In the New York Times, 9th September there was an article - “If you never met your co-workers, did you even work there?” What was interesting about this article was that the authors state that as the pandemic drags on more and more people are joining organisations and leaving them without ever meeting their colleagues/co-workers face-to-face, leading to an "easy-come, easy-go attitude" towards workplaces.  According to this article, more workers have left their jobs during the pandemic months than in any other time since tracking began in the US in December 2000.


In running this session since the pandemic, I have changed the emphasis to consider what the person has to reflect on working through the pandemic and potentially interviewing and joining a new organisation virtually.
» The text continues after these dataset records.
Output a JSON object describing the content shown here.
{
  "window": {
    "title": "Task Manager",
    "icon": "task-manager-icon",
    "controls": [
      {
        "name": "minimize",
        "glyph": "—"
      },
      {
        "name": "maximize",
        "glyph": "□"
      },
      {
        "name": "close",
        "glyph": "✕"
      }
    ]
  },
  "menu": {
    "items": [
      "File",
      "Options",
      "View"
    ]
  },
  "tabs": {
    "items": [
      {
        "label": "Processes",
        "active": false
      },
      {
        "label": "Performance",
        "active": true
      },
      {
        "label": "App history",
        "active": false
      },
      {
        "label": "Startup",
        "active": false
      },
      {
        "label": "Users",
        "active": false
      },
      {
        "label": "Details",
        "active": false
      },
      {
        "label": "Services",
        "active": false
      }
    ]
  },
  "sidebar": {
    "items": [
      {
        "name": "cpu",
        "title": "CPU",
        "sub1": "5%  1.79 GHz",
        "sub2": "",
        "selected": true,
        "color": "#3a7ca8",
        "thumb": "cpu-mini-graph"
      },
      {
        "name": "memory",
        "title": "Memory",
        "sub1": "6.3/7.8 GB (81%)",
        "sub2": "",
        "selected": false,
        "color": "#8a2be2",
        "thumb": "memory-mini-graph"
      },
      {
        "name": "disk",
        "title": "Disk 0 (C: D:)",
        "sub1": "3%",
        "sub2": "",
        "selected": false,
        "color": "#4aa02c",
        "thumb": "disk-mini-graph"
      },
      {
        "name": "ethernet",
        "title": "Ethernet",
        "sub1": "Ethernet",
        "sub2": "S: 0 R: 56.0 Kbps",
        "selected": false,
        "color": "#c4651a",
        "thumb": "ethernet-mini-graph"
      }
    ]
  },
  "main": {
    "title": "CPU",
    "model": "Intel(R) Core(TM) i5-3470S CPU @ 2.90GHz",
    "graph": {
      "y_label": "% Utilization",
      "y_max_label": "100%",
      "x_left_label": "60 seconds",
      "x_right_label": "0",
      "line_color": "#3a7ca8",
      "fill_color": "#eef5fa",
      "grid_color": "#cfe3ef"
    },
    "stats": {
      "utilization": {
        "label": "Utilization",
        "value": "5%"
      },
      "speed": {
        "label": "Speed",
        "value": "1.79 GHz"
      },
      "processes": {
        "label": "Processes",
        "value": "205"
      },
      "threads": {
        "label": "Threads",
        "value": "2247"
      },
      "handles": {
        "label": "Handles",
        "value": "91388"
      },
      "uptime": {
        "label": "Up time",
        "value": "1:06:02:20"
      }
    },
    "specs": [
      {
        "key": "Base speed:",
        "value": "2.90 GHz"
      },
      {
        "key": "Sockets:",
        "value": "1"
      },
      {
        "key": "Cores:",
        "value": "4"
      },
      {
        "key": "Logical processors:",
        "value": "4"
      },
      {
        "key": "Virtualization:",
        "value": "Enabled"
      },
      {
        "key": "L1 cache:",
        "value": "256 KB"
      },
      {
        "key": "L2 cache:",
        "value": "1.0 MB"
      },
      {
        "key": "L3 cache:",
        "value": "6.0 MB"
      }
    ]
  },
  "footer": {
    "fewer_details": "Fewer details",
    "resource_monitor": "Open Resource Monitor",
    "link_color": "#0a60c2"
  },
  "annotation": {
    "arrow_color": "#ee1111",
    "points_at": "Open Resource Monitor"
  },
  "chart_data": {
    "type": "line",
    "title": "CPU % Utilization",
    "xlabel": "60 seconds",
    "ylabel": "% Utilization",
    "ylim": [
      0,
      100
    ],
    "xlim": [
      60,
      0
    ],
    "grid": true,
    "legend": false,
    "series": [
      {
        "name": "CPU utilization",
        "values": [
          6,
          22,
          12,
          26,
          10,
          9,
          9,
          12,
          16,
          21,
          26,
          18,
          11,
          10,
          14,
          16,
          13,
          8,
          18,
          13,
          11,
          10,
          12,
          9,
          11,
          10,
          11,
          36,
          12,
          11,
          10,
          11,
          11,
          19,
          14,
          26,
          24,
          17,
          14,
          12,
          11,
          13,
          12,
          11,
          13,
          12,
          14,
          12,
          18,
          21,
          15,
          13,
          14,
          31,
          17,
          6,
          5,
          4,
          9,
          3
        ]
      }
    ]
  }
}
Here are a few things to consider if you are currently transitioning:

  • Self-awareness is paramount - knowing how you like to work, how you like to take information onboard; how you like to learn.  As I mentioned in my blog "What does belonging mean to you?" ( - reflecting on the 3 Cs:
    • your capability/competence to do the role you are applying for
    • compatibility/culture - will the organisation you are joining allow you to be your authentic self?
    • chemistry - can you see yourself working for whoever will be your line manager?  Can you see yourself as part of their team? 
  • Communication and, more importantly, asking the right questions throughout the recruitment process to help you make an informed decision where you know you can tick "yes" to the 3 Cs above. If you haven't asked as many questions as you would have liked, you still have time to do this before your actual start date. For example, do you know how you will be inducted/onboarded?  What for you, will help you make that successful transition and get up to speed as quickly as possible?  What will allow you to create that great first impression when you start?  Ask for clarity, then share what you need.
  • Preparation - "out with the old, in with the new".  Ensure you leave behind any baggage you may have as a result of leaving your old organisation. Have that positive, open and growth mindset. Decide on how you want to "show up". This is your opportunity to say "This is me; this is how I work". Ask if you can meet with other new joiners.
  • Create a plan, own that plan and continuously review it. Build on what you have learnt through the recruitment process in relation to the expectations of what is needed in the role, from your manager, from the company. Who do you need to meet? Your team, key stakeholders, your peers, who else in the business?  Gather information, analyse what you have gathered and learnt from it, before sharing some initial quick wins. It is important to balance learning with impact; that you are visible and that you take people with you.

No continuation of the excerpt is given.